O primeiro grande teste em asfalto seco, no Rali das Ilhas Canárias, expôs o quão curtas são as margens nesta superfície. Munster e McErlean tiveram dificuldades em encontrar confiança e extrair performance do conjunto, resultando num desfecho discreto que, porém, influenciou grande parte do trabalho de evolução em asfalto no resto da temporada.

Nas provas de terra de Portugal, Sardenha e Grécia, o cenário misturou ritmo encorajador com contratempos pesados: em Portugal, o andamento dos dois pilotos foi próximo e estável, mas na Sardenha e no Acrópole incidentes, furos e problemas mecânicos transformaram os ralis em exercícios de contenção de danos, ofuscando sinais de verdadeira velocidade.

Em pisos rápidos, o quadro tornou‑se mais nítido. Na Estónia, todos os Rally1 da equipa concluíram o rali sem contratempos relevantes, e na Finlândia a formação assinou um dos fins de semana mais completos do ano, com McErlean em sétimo, seguido de perto por Sesks e Munster, num resultado construído mais pela execução do que pela desistência de adversários.

Fim de época mostra evolução e potencial

As novas provas também puseram à prova a capacidade de adaptação. No Rali do Paraguai, fortes impactos afastaram Munster e McErlean antes de regressos em “super‑rally”, enquanto no Chile o estónio voltou a assegurar um top‑10 controlado, ao passo que o irlandês foi traído por uma falha técnica, e não por erro ao volante.

O asfalto de fim de temporada revelou progressos concretos: no Rali da Europa Central, McErlean igualou o seu melhor resultado de carreira com um sétimo lugar, e Munster mostrou maior competitividade apesar de uma saída de estrada no primeiro dia. No Japão, o luxemburguês rubricou a melhor classificação do ano para a M‑Sport, quinto da geral, graças a uma condução disciplinada em troços estreitos e técnicos, onde qualquer erro se pagava caro.

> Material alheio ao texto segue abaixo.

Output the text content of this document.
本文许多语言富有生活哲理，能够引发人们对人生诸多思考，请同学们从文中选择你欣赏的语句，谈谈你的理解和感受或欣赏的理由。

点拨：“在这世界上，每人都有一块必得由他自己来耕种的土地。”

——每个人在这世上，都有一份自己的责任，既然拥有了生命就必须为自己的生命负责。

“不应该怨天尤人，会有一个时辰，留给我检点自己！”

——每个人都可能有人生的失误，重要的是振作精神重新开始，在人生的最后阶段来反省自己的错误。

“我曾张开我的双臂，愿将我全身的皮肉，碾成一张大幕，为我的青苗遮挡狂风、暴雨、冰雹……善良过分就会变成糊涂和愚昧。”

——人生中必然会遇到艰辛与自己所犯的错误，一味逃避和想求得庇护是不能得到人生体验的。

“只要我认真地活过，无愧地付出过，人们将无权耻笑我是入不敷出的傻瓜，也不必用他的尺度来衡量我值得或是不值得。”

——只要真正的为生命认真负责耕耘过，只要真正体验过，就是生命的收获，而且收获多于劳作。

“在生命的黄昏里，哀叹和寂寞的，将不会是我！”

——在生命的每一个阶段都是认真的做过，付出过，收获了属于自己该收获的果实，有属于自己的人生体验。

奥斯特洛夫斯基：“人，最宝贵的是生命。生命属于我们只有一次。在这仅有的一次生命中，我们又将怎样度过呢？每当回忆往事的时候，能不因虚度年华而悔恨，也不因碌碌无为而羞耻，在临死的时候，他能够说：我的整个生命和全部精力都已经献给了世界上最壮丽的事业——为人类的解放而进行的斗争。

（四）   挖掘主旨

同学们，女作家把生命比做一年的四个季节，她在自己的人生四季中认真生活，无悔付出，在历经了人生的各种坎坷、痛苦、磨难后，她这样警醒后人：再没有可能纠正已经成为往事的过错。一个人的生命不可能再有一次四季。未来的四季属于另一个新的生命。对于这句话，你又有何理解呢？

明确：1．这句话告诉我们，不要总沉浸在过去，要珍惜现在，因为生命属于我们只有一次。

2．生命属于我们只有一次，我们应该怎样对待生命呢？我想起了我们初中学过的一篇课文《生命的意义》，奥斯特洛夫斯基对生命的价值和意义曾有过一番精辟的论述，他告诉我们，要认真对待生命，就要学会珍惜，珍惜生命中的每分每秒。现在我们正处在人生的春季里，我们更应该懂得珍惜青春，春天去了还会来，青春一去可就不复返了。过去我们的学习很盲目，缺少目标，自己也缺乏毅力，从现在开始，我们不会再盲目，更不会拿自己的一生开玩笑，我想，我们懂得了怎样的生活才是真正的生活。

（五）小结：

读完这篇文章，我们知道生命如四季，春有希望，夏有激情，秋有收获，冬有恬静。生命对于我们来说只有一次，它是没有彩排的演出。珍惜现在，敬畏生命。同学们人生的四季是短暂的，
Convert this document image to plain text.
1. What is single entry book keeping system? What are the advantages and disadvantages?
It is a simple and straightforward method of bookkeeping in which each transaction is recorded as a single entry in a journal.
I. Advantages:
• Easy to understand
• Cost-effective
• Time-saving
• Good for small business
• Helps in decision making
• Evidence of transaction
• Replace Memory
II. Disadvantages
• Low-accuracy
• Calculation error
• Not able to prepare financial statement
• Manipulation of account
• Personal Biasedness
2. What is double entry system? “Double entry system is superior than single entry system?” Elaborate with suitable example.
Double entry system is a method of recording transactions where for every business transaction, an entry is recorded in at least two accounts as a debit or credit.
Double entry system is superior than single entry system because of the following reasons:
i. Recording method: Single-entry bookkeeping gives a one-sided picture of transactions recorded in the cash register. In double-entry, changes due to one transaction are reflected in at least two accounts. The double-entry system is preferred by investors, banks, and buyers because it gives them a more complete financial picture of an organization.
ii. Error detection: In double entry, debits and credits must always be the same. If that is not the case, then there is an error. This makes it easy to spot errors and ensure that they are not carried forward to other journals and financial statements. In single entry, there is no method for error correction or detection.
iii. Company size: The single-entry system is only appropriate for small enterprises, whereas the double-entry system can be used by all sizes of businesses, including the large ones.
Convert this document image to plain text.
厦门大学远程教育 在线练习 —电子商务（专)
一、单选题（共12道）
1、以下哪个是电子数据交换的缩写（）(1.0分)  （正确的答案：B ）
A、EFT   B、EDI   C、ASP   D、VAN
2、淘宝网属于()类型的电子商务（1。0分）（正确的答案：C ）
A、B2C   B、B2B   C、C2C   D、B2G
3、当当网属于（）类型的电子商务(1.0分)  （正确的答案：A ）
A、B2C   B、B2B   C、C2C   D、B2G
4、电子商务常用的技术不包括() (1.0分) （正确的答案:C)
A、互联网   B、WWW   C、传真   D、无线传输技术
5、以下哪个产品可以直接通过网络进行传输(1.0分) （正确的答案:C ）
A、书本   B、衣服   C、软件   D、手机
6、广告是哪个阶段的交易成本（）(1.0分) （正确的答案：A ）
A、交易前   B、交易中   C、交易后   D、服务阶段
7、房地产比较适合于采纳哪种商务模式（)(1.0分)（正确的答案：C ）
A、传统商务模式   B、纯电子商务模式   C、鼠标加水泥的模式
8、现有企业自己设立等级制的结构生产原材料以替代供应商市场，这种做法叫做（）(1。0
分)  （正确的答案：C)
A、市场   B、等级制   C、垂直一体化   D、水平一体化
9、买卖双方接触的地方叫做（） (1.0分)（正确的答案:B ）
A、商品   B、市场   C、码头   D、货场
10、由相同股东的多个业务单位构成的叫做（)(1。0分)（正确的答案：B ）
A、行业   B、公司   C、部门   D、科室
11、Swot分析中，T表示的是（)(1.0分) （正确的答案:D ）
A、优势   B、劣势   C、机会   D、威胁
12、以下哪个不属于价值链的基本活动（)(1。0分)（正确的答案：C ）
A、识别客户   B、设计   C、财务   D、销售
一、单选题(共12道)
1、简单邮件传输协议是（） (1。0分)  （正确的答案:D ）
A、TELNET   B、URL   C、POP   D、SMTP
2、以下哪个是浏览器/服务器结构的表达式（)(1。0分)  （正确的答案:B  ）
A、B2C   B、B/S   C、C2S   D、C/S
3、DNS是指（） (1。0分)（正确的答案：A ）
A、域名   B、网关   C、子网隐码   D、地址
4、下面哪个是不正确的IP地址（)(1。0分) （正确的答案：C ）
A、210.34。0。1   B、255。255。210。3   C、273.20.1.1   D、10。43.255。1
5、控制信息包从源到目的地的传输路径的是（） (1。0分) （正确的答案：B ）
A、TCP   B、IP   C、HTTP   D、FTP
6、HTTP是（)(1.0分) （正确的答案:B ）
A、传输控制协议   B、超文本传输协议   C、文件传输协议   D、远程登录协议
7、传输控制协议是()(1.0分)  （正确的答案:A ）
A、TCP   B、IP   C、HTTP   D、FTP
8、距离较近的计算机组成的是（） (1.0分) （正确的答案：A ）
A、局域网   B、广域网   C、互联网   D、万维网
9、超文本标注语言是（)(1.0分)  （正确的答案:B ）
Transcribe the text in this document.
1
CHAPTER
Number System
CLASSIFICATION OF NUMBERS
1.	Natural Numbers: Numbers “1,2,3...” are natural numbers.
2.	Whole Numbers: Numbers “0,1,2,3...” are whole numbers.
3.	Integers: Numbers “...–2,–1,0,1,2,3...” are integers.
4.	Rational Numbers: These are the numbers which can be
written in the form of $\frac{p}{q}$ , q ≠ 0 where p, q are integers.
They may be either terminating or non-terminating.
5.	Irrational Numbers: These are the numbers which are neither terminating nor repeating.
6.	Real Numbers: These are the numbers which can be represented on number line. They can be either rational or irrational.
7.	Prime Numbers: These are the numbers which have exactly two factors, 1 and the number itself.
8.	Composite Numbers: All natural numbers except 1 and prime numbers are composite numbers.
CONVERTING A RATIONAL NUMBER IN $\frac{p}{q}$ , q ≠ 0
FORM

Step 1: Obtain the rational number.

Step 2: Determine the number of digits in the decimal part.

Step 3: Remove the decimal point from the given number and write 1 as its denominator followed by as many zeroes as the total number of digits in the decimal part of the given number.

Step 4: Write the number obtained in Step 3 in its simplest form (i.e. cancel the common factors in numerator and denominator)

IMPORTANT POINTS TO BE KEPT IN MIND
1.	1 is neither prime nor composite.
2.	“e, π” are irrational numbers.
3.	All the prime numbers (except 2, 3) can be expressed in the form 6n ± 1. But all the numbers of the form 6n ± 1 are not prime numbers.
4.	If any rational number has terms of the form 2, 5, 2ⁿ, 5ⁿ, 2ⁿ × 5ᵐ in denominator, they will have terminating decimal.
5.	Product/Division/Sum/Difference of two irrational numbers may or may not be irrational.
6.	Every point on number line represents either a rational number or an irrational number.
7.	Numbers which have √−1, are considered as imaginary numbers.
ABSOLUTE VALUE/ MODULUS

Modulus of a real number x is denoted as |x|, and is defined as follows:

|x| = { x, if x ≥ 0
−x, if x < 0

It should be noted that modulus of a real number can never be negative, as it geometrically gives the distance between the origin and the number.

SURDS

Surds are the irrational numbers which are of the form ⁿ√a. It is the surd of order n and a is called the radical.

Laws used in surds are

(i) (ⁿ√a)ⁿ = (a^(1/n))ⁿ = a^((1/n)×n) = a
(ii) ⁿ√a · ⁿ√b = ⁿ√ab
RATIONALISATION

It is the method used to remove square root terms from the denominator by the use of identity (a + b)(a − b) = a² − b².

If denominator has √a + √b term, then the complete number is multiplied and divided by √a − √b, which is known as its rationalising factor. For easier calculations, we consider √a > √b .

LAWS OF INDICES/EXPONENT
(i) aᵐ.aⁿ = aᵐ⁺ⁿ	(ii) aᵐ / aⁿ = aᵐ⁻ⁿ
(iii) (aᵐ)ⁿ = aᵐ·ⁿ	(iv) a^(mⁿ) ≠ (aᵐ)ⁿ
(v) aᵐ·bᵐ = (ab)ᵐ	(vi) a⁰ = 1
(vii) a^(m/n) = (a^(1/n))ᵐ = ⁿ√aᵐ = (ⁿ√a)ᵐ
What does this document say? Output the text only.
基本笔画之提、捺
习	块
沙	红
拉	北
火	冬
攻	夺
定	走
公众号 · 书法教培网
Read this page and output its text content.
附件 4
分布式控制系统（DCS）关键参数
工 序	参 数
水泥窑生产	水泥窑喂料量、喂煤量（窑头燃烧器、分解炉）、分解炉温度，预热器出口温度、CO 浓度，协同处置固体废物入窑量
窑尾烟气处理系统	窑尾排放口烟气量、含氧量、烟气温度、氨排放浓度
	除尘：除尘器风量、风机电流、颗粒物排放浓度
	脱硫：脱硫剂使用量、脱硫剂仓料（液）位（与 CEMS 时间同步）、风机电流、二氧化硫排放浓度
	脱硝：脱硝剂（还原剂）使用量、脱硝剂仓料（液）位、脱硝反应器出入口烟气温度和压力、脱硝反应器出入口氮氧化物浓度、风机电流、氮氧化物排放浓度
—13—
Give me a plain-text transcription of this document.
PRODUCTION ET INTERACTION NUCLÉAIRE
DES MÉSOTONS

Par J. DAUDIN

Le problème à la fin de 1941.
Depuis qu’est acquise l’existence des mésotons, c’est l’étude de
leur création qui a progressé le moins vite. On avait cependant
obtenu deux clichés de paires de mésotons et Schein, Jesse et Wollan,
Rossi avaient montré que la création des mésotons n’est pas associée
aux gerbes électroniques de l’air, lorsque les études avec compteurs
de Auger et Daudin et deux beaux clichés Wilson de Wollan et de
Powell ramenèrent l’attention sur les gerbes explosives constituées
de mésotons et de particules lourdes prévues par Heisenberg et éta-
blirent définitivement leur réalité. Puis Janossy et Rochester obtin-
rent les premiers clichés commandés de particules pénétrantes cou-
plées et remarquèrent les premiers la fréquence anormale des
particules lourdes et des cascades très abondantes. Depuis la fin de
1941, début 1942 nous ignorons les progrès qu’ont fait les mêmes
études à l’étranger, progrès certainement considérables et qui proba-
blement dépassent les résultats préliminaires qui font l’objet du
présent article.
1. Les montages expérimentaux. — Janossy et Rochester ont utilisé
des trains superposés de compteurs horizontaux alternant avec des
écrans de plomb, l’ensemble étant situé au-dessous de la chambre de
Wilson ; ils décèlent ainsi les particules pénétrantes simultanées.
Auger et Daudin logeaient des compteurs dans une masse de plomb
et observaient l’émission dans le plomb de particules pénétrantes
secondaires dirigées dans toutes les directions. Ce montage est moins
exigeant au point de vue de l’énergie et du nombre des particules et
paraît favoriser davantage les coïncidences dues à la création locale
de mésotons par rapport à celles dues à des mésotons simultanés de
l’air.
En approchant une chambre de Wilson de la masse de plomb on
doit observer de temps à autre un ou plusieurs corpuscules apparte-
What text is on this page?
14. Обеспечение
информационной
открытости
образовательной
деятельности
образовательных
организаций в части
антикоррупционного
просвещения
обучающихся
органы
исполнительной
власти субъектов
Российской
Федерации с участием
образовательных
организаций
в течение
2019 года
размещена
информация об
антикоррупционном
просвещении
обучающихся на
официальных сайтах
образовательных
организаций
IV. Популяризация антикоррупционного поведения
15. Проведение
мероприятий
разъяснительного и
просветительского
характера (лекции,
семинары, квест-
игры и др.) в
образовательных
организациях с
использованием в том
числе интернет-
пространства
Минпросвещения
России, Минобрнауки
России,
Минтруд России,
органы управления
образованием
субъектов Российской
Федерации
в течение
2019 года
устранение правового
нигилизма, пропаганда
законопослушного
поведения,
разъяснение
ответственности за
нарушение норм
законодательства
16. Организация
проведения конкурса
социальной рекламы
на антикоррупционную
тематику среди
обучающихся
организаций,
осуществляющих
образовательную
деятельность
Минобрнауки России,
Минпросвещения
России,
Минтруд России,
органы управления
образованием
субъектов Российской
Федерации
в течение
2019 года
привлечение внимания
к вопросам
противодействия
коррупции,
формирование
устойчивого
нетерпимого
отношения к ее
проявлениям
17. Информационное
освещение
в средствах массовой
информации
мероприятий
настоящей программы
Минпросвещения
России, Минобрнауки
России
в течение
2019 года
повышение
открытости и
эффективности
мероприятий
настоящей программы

O fecho em solo saudita condensou todo o enredo de 2025 num só fim de semana. Num rali novo para todos, Mārtiņš Sesks protagonizou uma das exibições da temporada, vencendo especiais, liderando a prova e controlando o ritmo frente a vencedores estabelecidos.

A desistência devido a falha de pneu na derradeira jornada foi um golpe duro, mas deixou uma mensagem clara: a M‑Sport Ford dispõe hoje de carro e andamento para lutar por vitórias, faltando transformar esse potencial em consistência ao longo de todo o campeonato. Logicamente, foram os dois pilotos Gregoire Munster e Josh McErlean que não tiveram capacidade de fazer, por exemplo o que fez Martins Sesks na Arábia Saudita.

Há muito se sabe que a ausência de triunfos tem a ver com os pilotos e não com o carro ou com a estrutura, e o melhor exemplo que se pode dar são os anos de 2017 e 2018. Com Sébastien Ogier asseguraram dois títulos de Pilotos e um de Construtores.